Johann Hülsemann (4 December 1602 – 13 June 1661) was a German Lutheran theologian. He is known as one of the most prominent Lutheran scholastic opponents of Georgius Calixtus in the Syncretistic Controversy.

==Biography==

===Early life and education===
Hülsemann was born at Esens, 65 miles n.w. of Bremen in East Frisia, 4 December 1602. He was educated at Norden, Stade, and Hanover. Before he had reached the age of eighteen, he went to the University of Rostock, and two years later to Wittenberg. He also studied briefly at Marburg.

===Career===
In 1627 he removed to Leipzig, where he was permitted to lecture. In 1629 he was appointed professor at Wittenberg, where he achieved an authoritative position. In 1630 he was sent to Leipzig as a delegate to a convention in behalf of the Augsburg Confession, and in 1645 he took a leading position at the colloquy of Thorn. In 1646 he became professor of systemic theology at Leipzig. During that time he also served as pastor of St. Nicholas Church and as superintendent from 1657.

He wrote Calvinisimus irreconciliabilis (Wittenberg 1644) as the counterpart to Bishop Joseph Hall's Roma irreconciliabilis, adding an appendix Quae dogmata sint ad salutem creditu necessaria, which is somewhat conciliatory towards the Reformed doctrine of the Lord’s Supper and the personal union. In his later years he denied his appendix and asked for it to be considered an immature writing of his youth.

Though Hülsemann had been friends with Calixtus before Thorn, he became his declared opponent. In the years following Thorn, he became one of the most prominent adversaries of Calixtus, and though Abraham Calovius is more remembered today, many of his contemporaries considered him the leader of German Lutheranism.

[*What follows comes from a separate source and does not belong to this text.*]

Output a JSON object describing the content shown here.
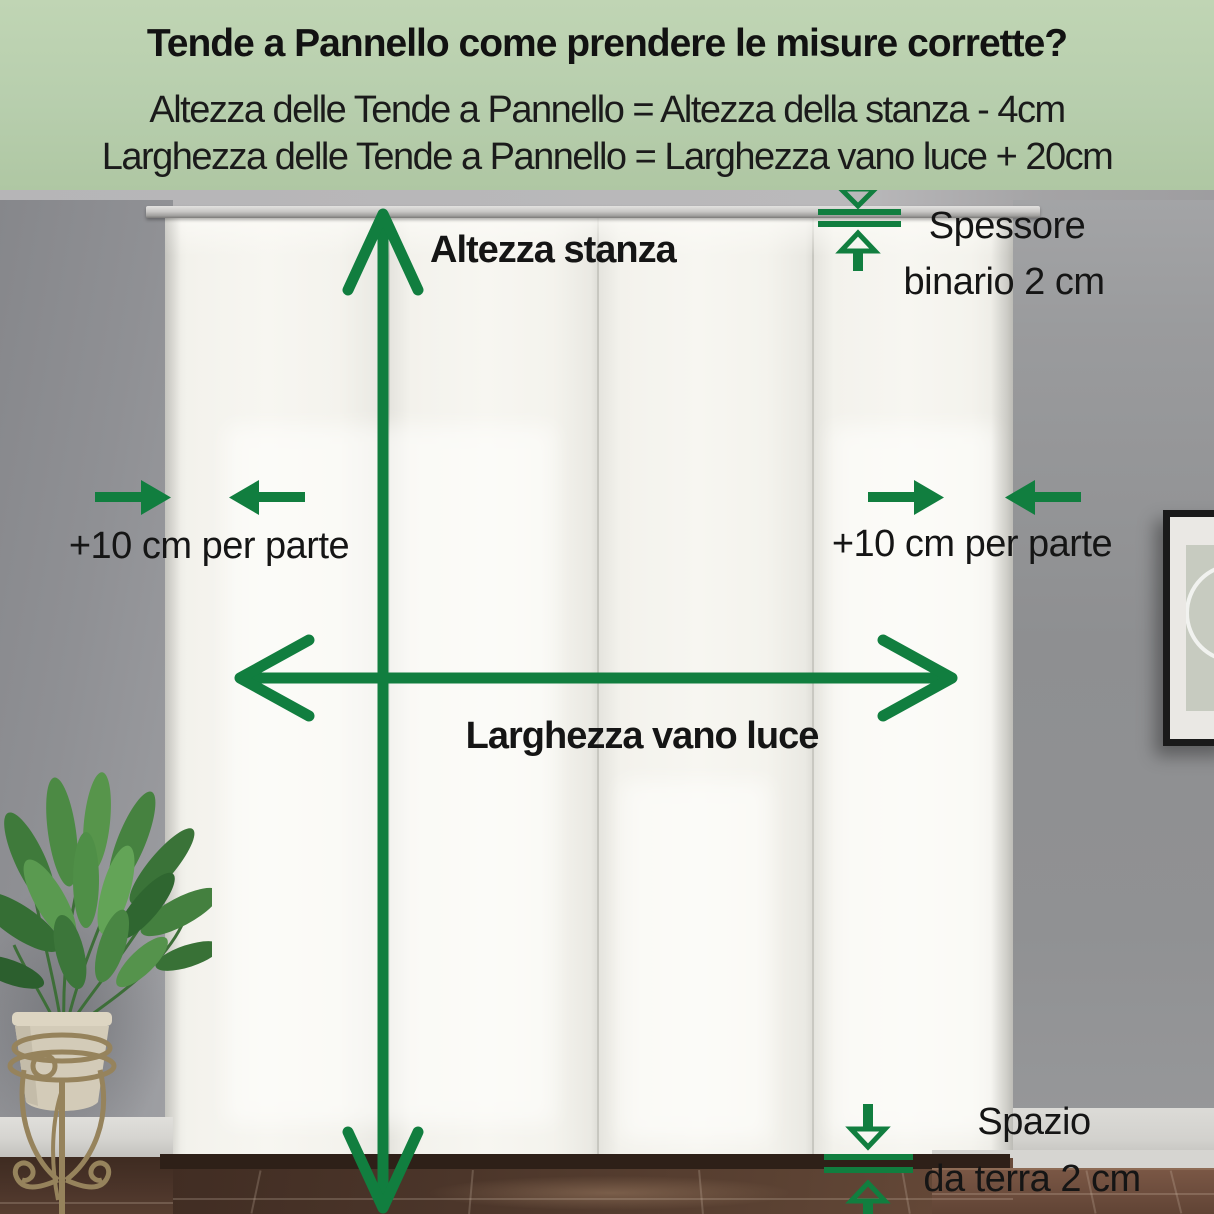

According to Ingetraut Ludolphy, he was a born systematician, whose attacks on Calixtus and the other Helmstedt theologians are far superior to most other anti-Helmstedt polemics.

===Death and afterward===
Hülsemann died at Leipzig, June 13, 1661.

==Works==
Huelsemann’s principal works are his Brevarium theologiae (Wittenberg, 1640 which was enlarged with the title, Extensio brevarii theologiae, Leipzig, 1655). He also wrote Muster und Ausbund gutter Werke (1650); Dialysis apologetica problematic Calixtini (1651); and Der Calixtuinische Gewissenswurm (1653).

==Family==
The theologian Abraham Calovius was his son-in-law.